According to the most recent Housing Affordability Index (, nearly two-thirds of Californians can afford to purchase an entry level home.

Affordability is more than just a word, especially when you hear it in the context of reports like this that are based on price averages, median incomes and 10% down payment.  Being able to realize the American Dream of Home Ownership is too important to rely on statistics and analytics.

Here is a simple guide to help you understand how to calculate how much you can afford, and a few tricks you can use to increase your affordability.


Debt to Income Ratio (DTI)

Your Debt to Income Ratio is what determines how much home you can afford.  Simply put, it’s the percentage of your gross income that is committed to paying the debts on your credit report, and your proposed housing payment.

The next step is calculating your Gross Income.


Gross Income Calculation

Your gross income is what you make before taxes and deductions.  For most W2 employees, the gross income from your W2 is all you’ll need to start with.

Self-employed homebuyers must use the written down, net taxable income from your tax returns, averaged over two years.

Add in your proposed mortgage payment of $1750 (hypothetically)

Now, we calculate debt.


Calculating Debt

The debt portion of your debt to income ratio comes from your credit report.

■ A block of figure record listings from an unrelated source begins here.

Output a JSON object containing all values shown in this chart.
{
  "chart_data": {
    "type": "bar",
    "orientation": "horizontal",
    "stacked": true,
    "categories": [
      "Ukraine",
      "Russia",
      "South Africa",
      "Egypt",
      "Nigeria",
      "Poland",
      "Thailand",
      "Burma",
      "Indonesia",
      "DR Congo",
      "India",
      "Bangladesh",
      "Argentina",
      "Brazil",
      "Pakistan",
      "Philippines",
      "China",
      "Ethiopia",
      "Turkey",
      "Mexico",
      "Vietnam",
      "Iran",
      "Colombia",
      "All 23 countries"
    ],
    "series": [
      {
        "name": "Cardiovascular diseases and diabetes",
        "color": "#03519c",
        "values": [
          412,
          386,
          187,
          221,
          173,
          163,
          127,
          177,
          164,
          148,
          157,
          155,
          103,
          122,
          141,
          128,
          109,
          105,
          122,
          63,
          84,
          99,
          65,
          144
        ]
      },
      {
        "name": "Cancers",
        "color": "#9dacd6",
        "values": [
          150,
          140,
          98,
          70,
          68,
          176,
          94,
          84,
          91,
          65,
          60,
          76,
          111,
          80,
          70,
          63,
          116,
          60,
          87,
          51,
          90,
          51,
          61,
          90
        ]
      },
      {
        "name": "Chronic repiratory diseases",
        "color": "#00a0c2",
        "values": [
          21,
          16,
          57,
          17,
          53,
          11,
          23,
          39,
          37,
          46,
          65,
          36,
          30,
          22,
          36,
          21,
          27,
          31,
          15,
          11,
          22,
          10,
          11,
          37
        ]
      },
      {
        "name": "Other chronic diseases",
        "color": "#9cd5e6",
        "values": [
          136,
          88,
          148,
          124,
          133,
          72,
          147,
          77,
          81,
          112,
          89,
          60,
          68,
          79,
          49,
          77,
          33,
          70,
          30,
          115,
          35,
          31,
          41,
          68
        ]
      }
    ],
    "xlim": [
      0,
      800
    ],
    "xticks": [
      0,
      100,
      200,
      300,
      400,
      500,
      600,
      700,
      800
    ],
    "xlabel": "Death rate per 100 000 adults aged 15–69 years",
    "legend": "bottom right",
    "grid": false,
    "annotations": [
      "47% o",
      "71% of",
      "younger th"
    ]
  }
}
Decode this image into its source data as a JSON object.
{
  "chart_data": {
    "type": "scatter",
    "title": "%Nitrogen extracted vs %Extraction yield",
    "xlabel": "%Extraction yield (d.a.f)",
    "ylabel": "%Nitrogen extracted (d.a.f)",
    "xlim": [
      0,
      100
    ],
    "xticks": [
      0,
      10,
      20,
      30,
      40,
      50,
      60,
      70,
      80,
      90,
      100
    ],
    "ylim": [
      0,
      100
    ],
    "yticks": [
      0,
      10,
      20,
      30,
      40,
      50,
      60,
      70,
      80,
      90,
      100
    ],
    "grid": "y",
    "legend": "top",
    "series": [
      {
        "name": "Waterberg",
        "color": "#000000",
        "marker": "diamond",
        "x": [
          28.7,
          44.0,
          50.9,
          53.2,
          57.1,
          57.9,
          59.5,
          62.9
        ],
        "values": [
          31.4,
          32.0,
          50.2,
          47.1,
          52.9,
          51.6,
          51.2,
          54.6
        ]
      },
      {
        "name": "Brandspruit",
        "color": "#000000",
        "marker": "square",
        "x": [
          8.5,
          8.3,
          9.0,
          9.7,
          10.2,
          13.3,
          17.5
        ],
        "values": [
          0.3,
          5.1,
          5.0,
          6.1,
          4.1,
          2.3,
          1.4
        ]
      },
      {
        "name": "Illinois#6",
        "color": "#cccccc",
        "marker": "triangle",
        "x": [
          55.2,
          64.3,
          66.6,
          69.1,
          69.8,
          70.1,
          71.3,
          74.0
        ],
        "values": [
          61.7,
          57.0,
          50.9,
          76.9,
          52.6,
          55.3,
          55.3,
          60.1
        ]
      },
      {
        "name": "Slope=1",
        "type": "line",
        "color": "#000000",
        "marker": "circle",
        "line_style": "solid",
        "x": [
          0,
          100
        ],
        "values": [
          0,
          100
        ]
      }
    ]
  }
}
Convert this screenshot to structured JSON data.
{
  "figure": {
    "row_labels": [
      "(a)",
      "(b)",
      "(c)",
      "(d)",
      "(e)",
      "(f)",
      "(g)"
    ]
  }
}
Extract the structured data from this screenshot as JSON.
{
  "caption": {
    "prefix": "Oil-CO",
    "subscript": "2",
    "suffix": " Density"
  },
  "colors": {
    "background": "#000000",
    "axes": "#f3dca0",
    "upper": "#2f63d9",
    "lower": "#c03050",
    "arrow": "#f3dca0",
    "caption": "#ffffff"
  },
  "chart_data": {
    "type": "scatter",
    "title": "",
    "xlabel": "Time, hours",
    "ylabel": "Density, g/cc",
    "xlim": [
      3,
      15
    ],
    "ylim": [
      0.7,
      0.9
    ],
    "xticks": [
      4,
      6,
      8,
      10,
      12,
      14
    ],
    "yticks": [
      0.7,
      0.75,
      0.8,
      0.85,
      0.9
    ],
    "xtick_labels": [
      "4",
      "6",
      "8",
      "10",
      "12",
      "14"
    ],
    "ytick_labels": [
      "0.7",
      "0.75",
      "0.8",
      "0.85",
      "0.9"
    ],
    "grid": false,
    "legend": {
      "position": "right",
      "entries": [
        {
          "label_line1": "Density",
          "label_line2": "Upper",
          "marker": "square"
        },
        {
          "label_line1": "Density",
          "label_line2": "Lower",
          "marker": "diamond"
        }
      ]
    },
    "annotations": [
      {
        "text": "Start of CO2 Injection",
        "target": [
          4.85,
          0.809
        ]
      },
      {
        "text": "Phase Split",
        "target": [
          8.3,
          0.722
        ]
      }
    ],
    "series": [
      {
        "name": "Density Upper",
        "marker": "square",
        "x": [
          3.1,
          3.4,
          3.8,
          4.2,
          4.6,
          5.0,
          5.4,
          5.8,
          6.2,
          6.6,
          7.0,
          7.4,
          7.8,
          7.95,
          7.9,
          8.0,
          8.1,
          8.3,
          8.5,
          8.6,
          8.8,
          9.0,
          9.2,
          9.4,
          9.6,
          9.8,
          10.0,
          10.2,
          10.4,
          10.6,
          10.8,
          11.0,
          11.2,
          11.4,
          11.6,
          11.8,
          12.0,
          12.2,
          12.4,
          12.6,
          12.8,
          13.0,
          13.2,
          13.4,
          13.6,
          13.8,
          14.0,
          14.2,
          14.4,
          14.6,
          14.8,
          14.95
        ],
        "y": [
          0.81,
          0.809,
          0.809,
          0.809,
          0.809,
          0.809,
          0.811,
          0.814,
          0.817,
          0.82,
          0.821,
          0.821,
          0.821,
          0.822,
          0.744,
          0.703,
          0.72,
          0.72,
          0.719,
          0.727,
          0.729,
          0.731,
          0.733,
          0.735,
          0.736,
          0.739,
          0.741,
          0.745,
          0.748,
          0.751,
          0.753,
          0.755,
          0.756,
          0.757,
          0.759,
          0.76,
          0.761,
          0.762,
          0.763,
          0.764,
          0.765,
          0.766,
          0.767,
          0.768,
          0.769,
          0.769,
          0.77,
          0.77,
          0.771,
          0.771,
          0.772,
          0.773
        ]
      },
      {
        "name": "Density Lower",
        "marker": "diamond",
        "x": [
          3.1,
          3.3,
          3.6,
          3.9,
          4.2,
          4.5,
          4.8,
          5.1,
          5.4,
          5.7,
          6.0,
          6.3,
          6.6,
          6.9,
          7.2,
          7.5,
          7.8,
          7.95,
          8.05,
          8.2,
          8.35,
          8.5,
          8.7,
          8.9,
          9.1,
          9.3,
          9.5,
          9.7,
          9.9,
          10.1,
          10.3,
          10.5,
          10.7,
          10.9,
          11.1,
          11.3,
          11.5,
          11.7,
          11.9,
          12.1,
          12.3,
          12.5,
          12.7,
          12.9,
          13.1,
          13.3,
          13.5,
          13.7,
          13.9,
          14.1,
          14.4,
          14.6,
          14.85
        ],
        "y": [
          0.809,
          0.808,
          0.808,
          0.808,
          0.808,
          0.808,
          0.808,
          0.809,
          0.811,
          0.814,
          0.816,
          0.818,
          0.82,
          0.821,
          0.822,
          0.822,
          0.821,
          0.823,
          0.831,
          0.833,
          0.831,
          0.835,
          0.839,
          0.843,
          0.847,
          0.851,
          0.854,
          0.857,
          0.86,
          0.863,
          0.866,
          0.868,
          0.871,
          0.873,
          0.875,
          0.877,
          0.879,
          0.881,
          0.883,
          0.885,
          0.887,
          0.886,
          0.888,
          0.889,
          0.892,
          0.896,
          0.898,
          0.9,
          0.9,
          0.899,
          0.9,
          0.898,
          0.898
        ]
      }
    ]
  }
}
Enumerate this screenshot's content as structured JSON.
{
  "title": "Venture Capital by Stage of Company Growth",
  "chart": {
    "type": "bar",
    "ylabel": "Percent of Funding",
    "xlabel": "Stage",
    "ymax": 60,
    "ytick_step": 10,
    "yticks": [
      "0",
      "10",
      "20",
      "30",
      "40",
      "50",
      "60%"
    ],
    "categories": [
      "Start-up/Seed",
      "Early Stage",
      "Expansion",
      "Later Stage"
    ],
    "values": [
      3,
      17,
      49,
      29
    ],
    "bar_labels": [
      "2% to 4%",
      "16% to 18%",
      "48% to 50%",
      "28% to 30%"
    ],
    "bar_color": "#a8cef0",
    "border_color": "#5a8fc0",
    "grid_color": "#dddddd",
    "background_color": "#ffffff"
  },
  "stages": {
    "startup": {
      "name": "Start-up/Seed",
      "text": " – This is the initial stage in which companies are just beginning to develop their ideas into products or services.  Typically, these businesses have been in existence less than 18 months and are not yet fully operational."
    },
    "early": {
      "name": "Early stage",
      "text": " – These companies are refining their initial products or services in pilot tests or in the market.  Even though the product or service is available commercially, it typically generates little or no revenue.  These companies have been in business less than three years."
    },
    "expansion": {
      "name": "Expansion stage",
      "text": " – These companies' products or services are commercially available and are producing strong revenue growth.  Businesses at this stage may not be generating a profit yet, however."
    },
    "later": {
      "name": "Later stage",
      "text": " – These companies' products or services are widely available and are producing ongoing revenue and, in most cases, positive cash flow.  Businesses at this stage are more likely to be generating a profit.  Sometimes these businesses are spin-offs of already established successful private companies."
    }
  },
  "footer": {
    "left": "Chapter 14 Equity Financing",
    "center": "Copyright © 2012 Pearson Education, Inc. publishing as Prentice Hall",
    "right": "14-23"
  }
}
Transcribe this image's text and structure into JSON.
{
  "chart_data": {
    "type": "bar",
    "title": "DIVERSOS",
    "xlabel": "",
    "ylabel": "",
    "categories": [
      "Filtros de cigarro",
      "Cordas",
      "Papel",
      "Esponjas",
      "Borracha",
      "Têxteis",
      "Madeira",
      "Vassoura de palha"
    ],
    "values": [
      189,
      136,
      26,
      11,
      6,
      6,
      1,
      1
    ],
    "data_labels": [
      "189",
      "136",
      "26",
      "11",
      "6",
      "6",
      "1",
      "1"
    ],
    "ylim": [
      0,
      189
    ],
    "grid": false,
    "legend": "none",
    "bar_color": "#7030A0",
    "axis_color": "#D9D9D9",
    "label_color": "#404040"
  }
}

Note:  If you have student loans that are deferred, proof that it will be deferred for at least 12 months is required to not have to include in debt to income ratio.  Also, if you have an auto loan with less than 10 months left on the installment loan, that payment can be taken out of your calculation.


Calculating your Debt to Income ratio

The calculation for finding your debt to income ratio is pretty actually:  Debt / divided by Income = DTI


Example of Debt Calculation

Car:                 $400
Credit Cards:  $300
Debt Calc:       $700

Proposed Payment: $1,750


Example of Income Calculation

Gross from W2:   $55,000
Divide by 12 to get gross monthly income
Gross Monthly:  $4,583

(Debt $700 + House Payment $1,750) = $2,450 / Income $4,583 = .5345

You have a back end DTI ratio of 53% (front end DTI is housing payment only).  Your housing payment includes taxes, insurance, mortgage insurance and HOA insurance if any apply.


Maximum Allowable DTI for Common Loan Types

  • FHA:  56% with automated underwriting approval
  • VA:  41% but may be flexible with compensating factors
  • Conventional:  45% with automated approval / 50% with compensating factors

Based on the above example, here is what you’ve found out:

  1. You could look at ways to decrease your debt
  2. You can lower your price range so that your payment decreases
  3. You can simply use a FHA insured mortgage allows up to 56% DTI

Important: Your debt to income ratio is just one of many factors that go into establishing eligibility for a home loan.  While the calculations are accurate, there are many factors that go into calculating the debt, and the income that are used for determining your final DTI.

Use this as a rule of thumb and consult a licensed loan officer about qualifying.